Assim que retornei à Câmara Municipal, no início de 2009, decidi realizar um trabalho comum àqueles que são eleitos vereadores em Campinas: fui ver, in loco, as condições de nossas principais praças e áreas de lazer. O que vi me deixou estarrecido e foi objeto de inúmeros requerimentos — todos fartamente ilustrados — solicitando ao governo de Campinas que tomasse providências urgentes para que esses locais voltassem a ter, como em passado recente, condições de frequência da população campineira.

De todas as áreas visitadas, o Parque Portugal foi o que mais me chamou a atenção, pois mesmo com as péssimas condições de uso da grande maioria de seus equipamentos, a frequência por ali continuava elevada. Sua reforma, portanto, se mostrava mais urgente ainda, já que a falta de manutenção e a precária segurança colocavam em risco até a vida dos frequentadores. Mas, infelizmente, de pouco ou nada adiantaram meus protestos feitos da tribuna da Câmara ou meus requerimentos aprovados e encaminhados ao prefeito Hélio de Oliveira Santos. Passou-se um ano inteiro sem que nada fosse feito para melhorar as condições do Parque Portugal. As quadras de esportes ali existentes continuaram com o piso rachado e sujas; o banheiro continuou entupido, fazendo de seu uso um exercício de coragem; a pista continuou sem manutenção, com pedras cada vez maiores a atrapalhar as caminhadas; um pequeno lago paralelo à lagoa continuou fétido, depósito de entulhos; o bosque ali existente e usado para piqueniques continuou com mesas quebradas, com galhos espalhados pelo chão. A caravela, depois de adernar por falta de manutenção, foi interditada às visitas e deixada ao tempo, apodrecendo aos olhos de todos.

E, para confirmar o pouco caso de um governo que diz ter recebido grandes recursos do governo federal como nunca antes na cidade, a única providência ocorrida por ali foi a volta dos antigos pedalinhos — os novos, em forma de cisne, apresentados como grande novidade, não tinham a segurança necessária e um deles tombou no meio da lagoa. Agora eles voltaram e, espera-se, estejam seguros para os usuários.
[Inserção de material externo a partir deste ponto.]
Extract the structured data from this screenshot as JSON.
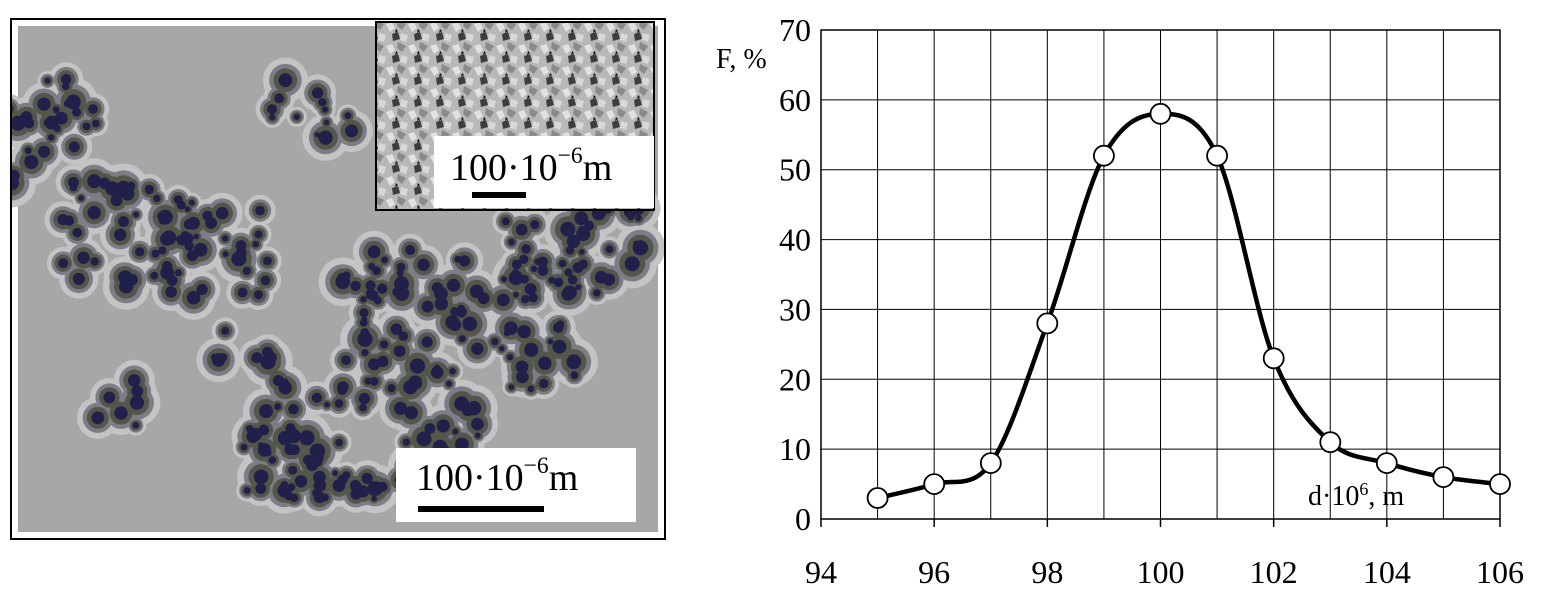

Tanto desleixo acabou resultando em perigo maior para a população: o bosque, onde famílias inteiras faziam almoços festivos nos fins de semana, virou ponto de encontro para prostituição masculina e sexo casual e de usuários de drogas, afugentando todos que usavam a área como um local saudável de lazer.

Só então, quando o Parque Portugal se tornou um caso de polícia pela presença de drogas e drogados e por seguidos atentados ao pudor, é que as autoridades municipais resolveram se mexer. E assim mesmo após várias reportagens publicadas neste Correio Popular e que expuseram a ferida para toda a cidade: um dos mais belos cartões-postais da cidade estava agonizante e a população corria sério risco de perdê-lo.

Providências agora começam a ser tomadas, mais de um ano depois das minhas primeiras denúncias. É óbvio, são bem vindas. Espero que as reformas, a manutenção e os serviços propostos sejam realmente realizados e recomponham o cenário inigualável deste parque que simboliza a confraternização, a harmonia e a paz entre as pessoas que vivem e amam nossa terra. Portanto, é fundamental refletir e ponderar que o lazer do cidadão é um direito. Nossas praças, nossos bosques não podem se transformar em lixões abandonados. O campineiro paga — e paga um preço elevado — para ter uma cidade confortável e saudável. E, infelizmente, não é isso que estamos vendo.

Biléo Soares é vereador e líder do PSDB na Câmara.